Creating a custom recipe to integrate bespoke model

I want to use ner.match but with my custom ner model.
My model takes in a text and outputs the span of the recognized term and the label associated with it.
I want the ner.match recipe to show the highlighted term along with its label from my model.
How do i wrap the ner.match recipe to achieve this. And if this cannot be done by simply wrapping the ner.match recipe, how do i create my custom recipe to achieve the same result.
Thank you!

Hi! I think you might find it easier to write your own recipe, since it'll make it easier to see what's going on, and the logic itself isn't that complicated.

Here's a simplified version of the ner.match recipe with some comments that explain what's going on:

In the recipe above, it uses the pattern matcher and spaCy to add the pattern matches to your stream. But instead, you can also write a function that takes a text and returns the start and end character offsets and the label. For each span, you can then yield out a dictionary with the "text" and "spans". Here's an example:

def get_stream(stream):
    for eg in stream:
        spans_from_model = get_spans_from_your_model(eg["text"])
        for start_char, end_char, label in spans_from_model:
            # Let's assume your function returns a tuple of the start and end
            # offset and the label. For each span, we now create a new task
            # and send it out
            spans = [{"start": start_char, "end": end_char, "label": label}]
            yield {"text": eg["text"], "spans": spans}

In your recipe, you can then load your data (however you want) and create your stream:

stream = JSONL(source)
stream = get_stream(stream)

So the most basic version of your recipe could look like this (plus the get_stream function of course):

import prodigy
from prodigy.components.loaders import JSONL

@prodigy.recipe('custom.ner.match',
    dataset=("The dataset to use", "positional", None, str),
    source=("The source data as a JSONL file", "positional", None, str),
)
def custom_ner_match(dataset, source):
    stream = JSONL(source)
    stream = get_stream(stream)

    return {
        'view_id': 'ner',       # Annotation interface to use
        'dataset': dataset,     # Name of dataset to save annotations
        'stream': stream,       # Incoming stream of examples
    }

Thank you so much!
worked like a charm
Follow up question:
Is it possible to create a custom recipe that combines the functionality of ner.match and ner.manual?
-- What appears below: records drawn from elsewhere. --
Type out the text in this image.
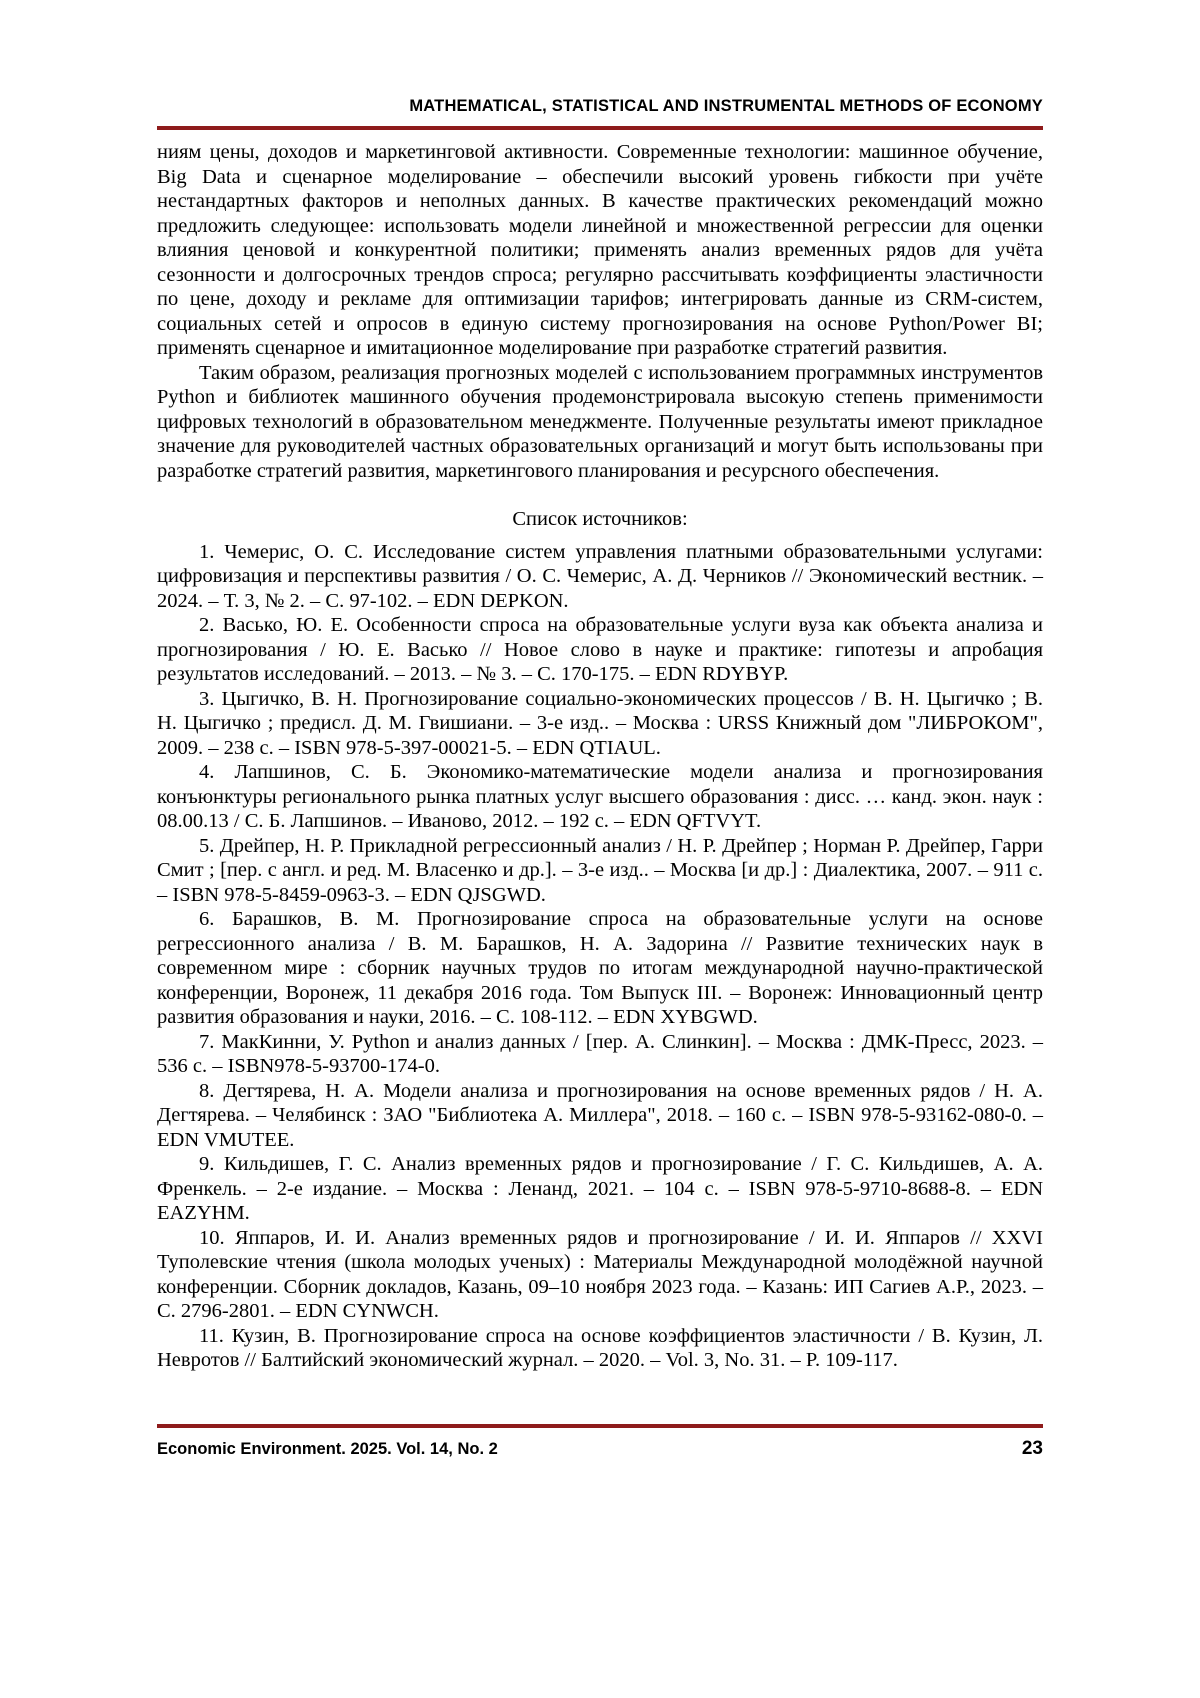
MATHEMATICAL, STATISTICAL AND INSTRUMENTAL METHODS OF ECONOMY

ниям цены, доходов и маркетинговой активности. Современные технологии: машинное обучение, Big Data и сценарное моделирование – обеспечили высокий уровень гибкости при учёте нестандартных факторов и неполных данных. В качестве практических рекомендаций можно предложить следующее: использовать модели линейной и множественной регрессии для оценки влияния ценовой и конкурентной политики; применять анализ временных рядов для учёта сезонности и долгосрочных трендов спроса; регулярно рассчитывать коэффициенты эластичности по цене, доходу и рекламе для оптимизации тарифов; интегрировать данные из CRM-систем, социальных сетей и опросов в единую систему прогнозирования на основе Python/Power BI; применять сценарное и имитационное моделирование при разработке стратегий развития.

Таким образом, реализация прогнозных моделей с использованием программных инструментов Python и библиотек машинного обучения продемонстрировала высокую степень применимости цифровых технологий в образовательном менеджменте. Полученные результаты имеют прикладное значение для руководителей частных образовательных организаций и могут быть использованы при разработке стратегий развития, маркетингового планирования и ресурсного обеспечения.

Список источников:

1. Чемерис, О. С. Исследование систем управления платными образовательными услугами: цифровизация и перспективы развития / О. С. Чемерис, А. Д. Черников // Экономический вестник. – 2024. – Т. 3, № 2. – С. 97-102. – EDN DEPKON.

2. Васько, Ю. Е. Особенности спроса на образовательные услуги вуза как объекта анализа и прогнозирования / Ю. Е. Васько // Новое слово в науке и практике: гипотезы и апробация результатов исследований. – 2013. – № 3. – С. 170-175. – EDN RDYBYP.

3. Цыгичко, В. Н. Прогнозирование социально-экономических процессов / В. Н. Цыгичко ; В. Н. Цыгичко ; предисл. Д. М. Гвишиани. – 3-е изд.. – Москва : URSS Книжный дом "ЛИБРОКОМ", 2009. – 238 с. – ISBN 978-5-397-00021-5. – EDN QTIAUL.

4. Лапшинов, С. Б. Экономико-математические модели анализа и прогнозирования конъюнктуры регионального рынка платных услуг высшего образования : дисс. … канд. экон. наук : 08.00.13 / С. Б. Лапшинов. – Иваново, 2012. – 192 с. – EDN QFTVYT.

5. Дрейпер, Н. Р. Прикладной регрессионный анализ / Н. Р. Дрейпер ; Норман Р. Дрейпер, Гарри Смит ; [пер. с англ. и ред. М. Власенко и др.]. – 3-е изд.. – Москва [и др.] : Диалектика, 2007. – 911 с. – ISBN 978-5-8459-0963-3. – EDN QJSGWD.

6. Барашков, В. М. Прогнозирование спроса на образовательные услуги на основе регрессионного анализа / В. М. Барашков, Н. А. Задорина // Развитие технических наук в современном мире : сборник научных трудов по итогам международной научно-практической конференции, Воронеж, 11 декабря 2016 года. Том Выпуск III. – Воронеж: Инновационный центр развития образования и науки, 2016. – С. 108-112. – EDN XYBGWD.

7. МакКинни, У. Python и анализ данных / [пер. А. Слинкин]. – Москва : ДМК-Пресс, 2023. – 536 с. – ISBN978-5-93700-174-0.

8. Дегтярева, Н. А. Модели анализа и прогнозирования на основе временных рядов / Н. А. Дегтярева. – Челябинск : ЗАО "Библиотека А. Миллера", 2018. – 160 с. – ISBN 978-5-93162-080-0. – EDN VMUTEE.

9. Кильдишев, Г. С. Анализ временных рядов и прогнозирование / Г. С. Кильдишев, А. А. Френкель. – 2-е издание. – Москва : Ленанд, 2021. – 104 с. – ISBN 978-5-9710-8688-8. – EDN EAZYHM.

10. Яппаров, И. И. Анализ временных рядов и прогнозирование / И. И. Яппаров // XXVI Туполевские чтения (школа молодых ученых) : Материалы Международной молодёжной научной конференции. Сборник докладов, Казань, 09–10 ноября 2023 года. – Казань: ИП Сагиев А.Р., 2023. – С. 2796-2801. – EDN CYNWCH.

11. Кузин, В. Прогнозирование спроса на основе коэффициентов эластичности / В. Кузин, Л. Невротов // Балтийский экономический журнал. – 2020. – Vol. 3, No. 31. – P. 109-117.

Economic Environment. 2025. Vol. 14, No. 2	23
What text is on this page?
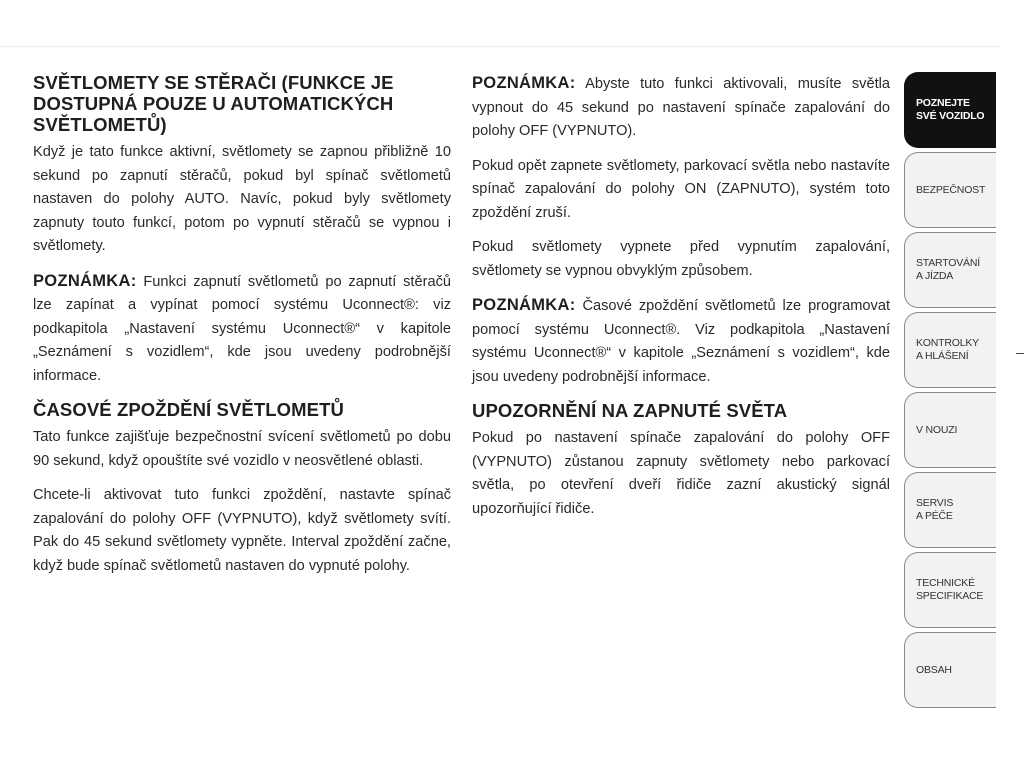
SVĚTLOMETY SE STĚRAČI (FUNKCE JE DOSTUPNÁ POUZE U AUTOMATICKÝCH SVĚTLOMETŮ)

Když je tato funkce aktivní, světlomety se zapnou přibližně 10 sekund po zapnutí stěračů, pokud byl spínač světlometů nastaven do polohy AUTO. Navíc, pokud byly světlomety zapnuty touto funkcí, potom po vypnutí stěračů se vypnou i světlomety.

POZNÁMKA: Funkci zapnutí světlometů po zapnutí stěračů lze zapínat a vypínat pomocí systému Uconnect®: viz podkapitola „Nastavení systému Uconnect®“ v kapitole „Seznámení s vozidlem“, kde jsou uvedeny podrobnější informace.

ČASOVÉ ZPOŽDĚNÍ SVĚTLOMETŮ

Tato funkce zajišťuje bezpečnostní svícení světlometů po dobu 90 sekund, když opouštíte své vozidlo v neosvětlené oblasti.

Chcete-li aktivovat tuto funkci zpoždění, nastavte spínač zapalování do polohy OFF (VYPNUTO), když světlomety svítí. Pak do 45 sekund světlomety vypněte. Interval zpoždění začne, když bude spínač světlometů nastaven do vypnuté polohy.

POZNÁMKA: Abyste tuto funkci aktivovali, musíte světla vypnout do 45 sekund po nastavení spínače zapalování do polohy OFF (VYPNUTO).

Pokud opět zapnete světlomety, parkovací světla nebo nastavíte spínač zapalování do polohy ON (ZAPNUTO), systém toto zpoždění zruší.

Pokud světlomety vypnete před vypnutím zapalování, světlomety se vypnou obvyklým způsobem.

POZNÁMKA: Časové zpoždění světlometů lze programovat pomocí systému Uconnect®. Viz podkapitola „Nastavení systému Uconnect®“ v kapitole „Seznámení s vozidlem“, kde jsou uvedeny podrobnější informace.

UPOZORNĚNÍ NA ZAPNUTÉ SVĚTA

Pokud po nastavení spínače zapalování do polohy OFF (VYPNUTO) zůstanou zapnuty světlomety nebo parkovací světla, po otevření dveří řidiče zazní akustický signál upozorňující řidiče.

POZNEJTE
SVÉ VOZIDLO
BEZPEČNOST
STARTOVÁNÍ
A JÍZDA
KONTROLKY
A HLÁŠENÍ
V NOUZI
SERVIS
A PÉČE
TECHNICKÉ
SPECIFIKACE
OBSAH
Yay, glad to hear it worked!

Sure :slightly_smiling_face: You should only have to change a few small things:

  • use the ner_manual view ID instead of just ner
  • add a "config": {"labels": [...]} to the components returned by your recipe that defines the full label scheme you can select
  • make sure each incoming example is tokenized and has a "tokens" property (to allow quick highlighting that "snaps" to token boundaries)
  • only send out one example per text (instead of one example per span) because you probably want to see all matches at once, right?

For tokenization, Prodigy has a built-in add_tokens helper. You can also see an example of it in the prodigy-recipes repo. The function takes a spaCy nlp object for tokenization and the stream, and will add a "tokens" property to each example.

import spacy
from prodigy.components.preprocess import add_tokens

# At the end of your recipe
nlp = spacy.load(spacy_model)
stream = add_tokens(nlp, stream)

One thing that's important to note here: the tokenization used here should match the tokenization of your custom model and allow the entities to be valid token spans. So if your model uses a custom tokenizer, you might want to use that instead and create the "tokens" property yourself – you can find the format in the "Annotation task formats" section in your PRODIGY_README.html.

To only send out one example instead of one example per span, your get_stream, could be simplified like this:

def get_stream(stream):
    for eg in stream:
        spans_from_model = get_spans_from_your_model(eg["text"])
        eg["spans"] = [{"start": start_char, "end": end_char, "label": label}
                       for start_char, end_char, label in spans_from_model]
        yield eg

In the return statement of your recipe, you can now change the view_id and add the labels:

return {
    "view_id": "ner_manual", 
    "dataset": dataset,
    "stream": stream,
    "config": {
        "labels": ["SOME_LABEL", "FOO", "BAR"]
    }
}

You should now see all entities in the text highlighted and editable, with the list of labels as selectable options on top.